The creativity of war
Everything that is happening today on the fronts is an amusing illustration of the paradoxical structure of war as a form of human activity. Look, any human interaction can be represented in this form of game theory: there are rules, there are parties with their own goals, there are rational strategies for achieving results that are suitable for one side or another. At the same time, the parties are well aware of rationality: party A plans actions based on expectations of how party B will react to them. In non-zero-sum games, where mutually beneficial strategies are possible, it is more beneficial for us to be predictable. "Party A creates a product that party B expects, and party B buys it." Everyone is happy. Marketing research is about getting to know the other person's expectations and adjusting to them.
Another thing is when there is a zero-sum game, where the gain of one side is the loss of the other. "Winner takes all" and "woe to the losers". War. Here, each side wants to outplay the other, ruining her plans. Unlike the previous case, you need to intentionally NOT meet other people's expectations. Party A figures out what Party B is planning and plans a response; party B is figuring out what party A is figuring out and is planning a response; Party A is figuring out what Party B is figuring out, figuring out her plans and planning a response. Etc. etc. In this situation, following some apparently rational strategy of behavior is likely to lead to a trap for the enemy. The one who becomes more impervious to analysis, who acts unpredictably, will win. Let's add that a real war turns out to be more complicated than any, even the most complex game model. There are no predetermined rules and there is always the possibility of "thinking outside the box".

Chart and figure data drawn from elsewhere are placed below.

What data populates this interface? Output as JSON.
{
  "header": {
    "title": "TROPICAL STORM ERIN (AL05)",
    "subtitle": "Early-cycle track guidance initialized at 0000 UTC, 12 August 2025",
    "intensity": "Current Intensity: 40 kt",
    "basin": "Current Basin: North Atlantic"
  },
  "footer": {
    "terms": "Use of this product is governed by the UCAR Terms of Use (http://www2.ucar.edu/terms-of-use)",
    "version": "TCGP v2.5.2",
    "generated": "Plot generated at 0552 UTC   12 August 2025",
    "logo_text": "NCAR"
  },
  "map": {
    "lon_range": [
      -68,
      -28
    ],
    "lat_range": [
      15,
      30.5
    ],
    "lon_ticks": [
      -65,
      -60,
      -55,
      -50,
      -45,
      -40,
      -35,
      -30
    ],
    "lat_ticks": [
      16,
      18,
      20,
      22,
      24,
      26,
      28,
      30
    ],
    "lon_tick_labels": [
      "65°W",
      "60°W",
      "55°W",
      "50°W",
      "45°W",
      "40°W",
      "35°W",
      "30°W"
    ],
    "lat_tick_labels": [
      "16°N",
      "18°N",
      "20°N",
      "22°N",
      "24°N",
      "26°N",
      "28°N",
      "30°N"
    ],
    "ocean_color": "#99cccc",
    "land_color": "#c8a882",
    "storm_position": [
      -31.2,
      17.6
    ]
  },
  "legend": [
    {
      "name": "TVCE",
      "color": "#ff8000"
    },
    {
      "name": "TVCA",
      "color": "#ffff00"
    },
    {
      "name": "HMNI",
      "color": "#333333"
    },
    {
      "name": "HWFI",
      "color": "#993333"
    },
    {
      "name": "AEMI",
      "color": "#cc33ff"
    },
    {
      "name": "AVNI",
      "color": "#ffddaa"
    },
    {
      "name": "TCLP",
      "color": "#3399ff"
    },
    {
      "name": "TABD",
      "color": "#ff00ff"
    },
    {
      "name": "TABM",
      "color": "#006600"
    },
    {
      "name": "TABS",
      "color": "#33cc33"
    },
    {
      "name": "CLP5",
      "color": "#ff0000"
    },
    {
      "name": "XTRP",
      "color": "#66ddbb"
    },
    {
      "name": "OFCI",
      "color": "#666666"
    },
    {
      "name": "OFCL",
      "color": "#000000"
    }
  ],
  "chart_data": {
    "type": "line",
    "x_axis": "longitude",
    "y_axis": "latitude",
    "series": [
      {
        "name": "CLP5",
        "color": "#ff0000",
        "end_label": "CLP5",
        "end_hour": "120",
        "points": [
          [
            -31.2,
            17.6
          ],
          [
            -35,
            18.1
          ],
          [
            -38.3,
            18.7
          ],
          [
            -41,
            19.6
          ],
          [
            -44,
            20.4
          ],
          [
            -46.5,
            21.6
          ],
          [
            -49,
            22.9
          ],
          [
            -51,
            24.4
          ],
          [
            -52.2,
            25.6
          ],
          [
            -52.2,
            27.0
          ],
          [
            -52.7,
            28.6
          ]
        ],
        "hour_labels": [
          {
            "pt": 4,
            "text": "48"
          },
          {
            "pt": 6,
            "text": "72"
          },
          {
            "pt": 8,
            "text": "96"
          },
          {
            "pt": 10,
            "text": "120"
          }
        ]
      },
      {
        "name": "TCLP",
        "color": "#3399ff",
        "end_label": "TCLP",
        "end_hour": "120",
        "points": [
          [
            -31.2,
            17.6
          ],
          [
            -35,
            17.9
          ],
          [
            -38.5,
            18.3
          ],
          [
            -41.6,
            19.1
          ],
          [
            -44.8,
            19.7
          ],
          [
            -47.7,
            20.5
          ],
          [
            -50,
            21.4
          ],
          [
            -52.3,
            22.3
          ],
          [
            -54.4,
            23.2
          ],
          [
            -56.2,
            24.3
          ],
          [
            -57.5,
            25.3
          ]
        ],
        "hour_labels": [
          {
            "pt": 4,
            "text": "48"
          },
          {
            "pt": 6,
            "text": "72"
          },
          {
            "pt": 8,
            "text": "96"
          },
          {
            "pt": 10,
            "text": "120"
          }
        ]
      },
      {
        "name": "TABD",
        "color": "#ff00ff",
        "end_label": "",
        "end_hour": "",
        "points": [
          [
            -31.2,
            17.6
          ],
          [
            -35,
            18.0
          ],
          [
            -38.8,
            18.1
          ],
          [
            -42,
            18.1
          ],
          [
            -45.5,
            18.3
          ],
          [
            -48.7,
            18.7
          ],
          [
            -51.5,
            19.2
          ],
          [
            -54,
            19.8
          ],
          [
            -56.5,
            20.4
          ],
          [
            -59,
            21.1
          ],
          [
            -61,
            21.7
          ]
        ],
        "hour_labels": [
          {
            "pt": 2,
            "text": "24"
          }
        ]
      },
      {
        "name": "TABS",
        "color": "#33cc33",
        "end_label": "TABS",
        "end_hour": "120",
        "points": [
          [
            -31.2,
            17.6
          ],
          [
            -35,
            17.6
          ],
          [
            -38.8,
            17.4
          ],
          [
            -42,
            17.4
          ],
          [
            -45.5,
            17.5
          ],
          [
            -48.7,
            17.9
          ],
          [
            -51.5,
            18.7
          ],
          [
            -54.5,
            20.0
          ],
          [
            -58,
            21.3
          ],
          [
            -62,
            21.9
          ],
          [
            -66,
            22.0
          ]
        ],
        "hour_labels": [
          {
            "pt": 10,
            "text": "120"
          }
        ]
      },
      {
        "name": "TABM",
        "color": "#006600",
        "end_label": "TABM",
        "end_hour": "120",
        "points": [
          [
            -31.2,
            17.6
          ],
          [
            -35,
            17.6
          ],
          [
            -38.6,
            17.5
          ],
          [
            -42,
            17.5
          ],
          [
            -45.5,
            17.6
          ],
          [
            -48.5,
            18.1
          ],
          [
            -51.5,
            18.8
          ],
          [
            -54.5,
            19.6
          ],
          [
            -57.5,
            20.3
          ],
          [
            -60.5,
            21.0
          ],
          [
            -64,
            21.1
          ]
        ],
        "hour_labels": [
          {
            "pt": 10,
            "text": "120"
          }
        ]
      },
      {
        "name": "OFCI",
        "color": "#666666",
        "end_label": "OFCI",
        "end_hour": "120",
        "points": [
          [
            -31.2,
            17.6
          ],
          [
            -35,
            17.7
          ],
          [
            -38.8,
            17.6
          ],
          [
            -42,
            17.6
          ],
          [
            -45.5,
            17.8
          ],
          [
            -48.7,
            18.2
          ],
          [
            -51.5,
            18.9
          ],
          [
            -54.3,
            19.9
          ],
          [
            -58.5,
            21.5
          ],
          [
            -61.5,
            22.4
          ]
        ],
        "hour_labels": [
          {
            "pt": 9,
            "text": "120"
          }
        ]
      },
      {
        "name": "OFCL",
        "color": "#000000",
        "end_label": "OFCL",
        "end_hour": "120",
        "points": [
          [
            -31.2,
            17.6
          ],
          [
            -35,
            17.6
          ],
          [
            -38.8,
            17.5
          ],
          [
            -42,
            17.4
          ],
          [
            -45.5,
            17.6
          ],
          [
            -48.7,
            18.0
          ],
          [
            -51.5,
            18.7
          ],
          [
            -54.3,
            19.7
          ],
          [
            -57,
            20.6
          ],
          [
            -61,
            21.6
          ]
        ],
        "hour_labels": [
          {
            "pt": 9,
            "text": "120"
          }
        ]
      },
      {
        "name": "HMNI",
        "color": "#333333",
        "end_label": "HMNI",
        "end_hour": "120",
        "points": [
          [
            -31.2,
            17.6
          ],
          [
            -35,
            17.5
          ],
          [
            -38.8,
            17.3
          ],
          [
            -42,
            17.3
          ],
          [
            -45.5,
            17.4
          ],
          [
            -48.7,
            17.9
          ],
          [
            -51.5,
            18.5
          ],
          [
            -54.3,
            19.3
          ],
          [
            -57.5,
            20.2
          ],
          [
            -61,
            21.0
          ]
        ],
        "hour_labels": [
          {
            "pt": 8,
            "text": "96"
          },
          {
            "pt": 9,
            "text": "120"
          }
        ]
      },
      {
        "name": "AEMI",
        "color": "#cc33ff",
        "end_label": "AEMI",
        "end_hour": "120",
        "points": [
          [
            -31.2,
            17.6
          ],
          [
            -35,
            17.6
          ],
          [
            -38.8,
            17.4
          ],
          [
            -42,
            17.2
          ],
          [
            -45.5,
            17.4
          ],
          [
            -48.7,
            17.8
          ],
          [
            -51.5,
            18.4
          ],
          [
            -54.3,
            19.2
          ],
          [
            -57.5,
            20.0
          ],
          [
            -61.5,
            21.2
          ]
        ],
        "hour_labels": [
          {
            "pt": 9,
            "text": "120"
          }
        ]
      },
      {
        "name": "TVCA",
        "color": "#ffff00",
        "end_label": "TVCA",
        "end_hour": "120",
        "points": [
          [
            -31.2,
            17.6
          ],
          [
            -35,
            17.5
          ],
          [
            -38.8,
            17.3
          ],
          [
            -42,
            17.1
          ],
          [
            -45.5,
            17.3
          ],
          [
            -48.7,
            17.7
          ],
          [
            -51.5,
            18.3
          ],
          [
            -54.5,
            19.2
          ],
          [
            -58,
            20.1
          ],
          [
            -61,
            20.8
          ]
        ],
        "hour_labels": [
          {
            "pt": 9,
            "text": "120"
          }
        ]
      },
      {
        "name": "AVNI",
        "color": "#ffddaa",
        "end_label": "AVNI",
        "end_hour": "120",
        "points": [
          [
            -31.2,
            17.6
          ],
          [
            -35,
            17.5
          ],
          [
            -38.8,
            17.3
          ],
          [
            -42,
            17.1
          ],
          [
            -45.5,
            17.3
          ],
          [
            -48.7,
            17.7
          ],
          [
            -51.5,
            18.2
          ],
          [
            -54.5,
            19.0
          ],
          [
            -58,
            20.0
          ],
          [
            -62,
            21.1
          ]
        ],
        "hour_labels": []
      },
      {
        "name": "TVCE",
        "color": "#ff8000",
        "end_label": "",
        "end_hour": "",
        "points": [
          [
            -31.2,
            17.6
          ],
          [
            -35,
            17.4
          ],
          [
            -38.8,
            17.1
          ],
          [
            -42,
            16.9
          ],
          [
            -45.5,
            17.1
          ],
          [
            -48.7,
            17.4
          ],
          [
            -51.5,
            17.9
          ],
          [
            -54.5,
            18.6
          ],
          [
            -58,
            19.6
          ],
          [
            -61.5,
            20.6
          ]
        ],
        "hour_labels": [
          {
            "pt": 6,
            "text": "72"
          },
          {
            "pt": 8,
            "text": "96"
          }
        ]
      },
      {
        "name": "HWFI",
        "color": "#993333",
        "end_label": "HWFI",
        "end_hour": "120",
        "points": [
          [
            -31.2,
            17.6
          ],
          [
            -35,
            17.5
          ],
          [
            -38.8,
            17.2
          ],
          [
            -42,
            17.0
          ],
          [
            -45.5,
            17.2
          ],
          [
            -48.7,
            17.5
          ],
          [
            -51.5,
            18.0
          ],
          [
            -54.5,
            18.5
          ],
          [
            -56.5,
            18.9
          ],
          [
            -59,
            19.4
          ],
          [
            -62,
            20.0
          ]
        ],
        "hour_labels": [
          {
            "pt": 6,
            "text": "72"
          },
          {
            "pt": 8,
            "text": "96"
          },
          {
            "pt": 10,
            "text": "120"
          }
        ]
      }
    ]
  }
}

If we take into account all of the above, then many of the seemingly irrational approaches of the ancients to war become much more meaningful. To make a decision on the offensive after divination on the guts of a sacrificial ram? Listen to the hallucinating Pythia in the Delphic oracle? This is a good way to randomize decisions and become unpredictable. However, the Pythia, as you know, could be bribed, so the ram is better in every way. We do not know for certain whether the current Ukrainian command guessed on the guts of sacrificial rams (considering that they have Arestovich as an adviser there, it seems to me that they could). But it turned out well in the end - they hit the wrong place and not at all the way everyone expected. The whine of some z-channels about what they de "warned" is typical "in hindsight everyone is smart". Moreover, this is the most terrible unpredictability - when "crept up imperceptibly, even though it was visible from afar."
In general, it would seem that such a hyper-rational sphere as war, where multi-million human machines compete, acting according to a single strategy, and there is still a place for creativity. And it even happens to be the key to victory. And where is this creativity more? In a free, albeit corrupt and chaotic society? Or in a horse-drawn autocracy, where every initiative was suppressed for decades?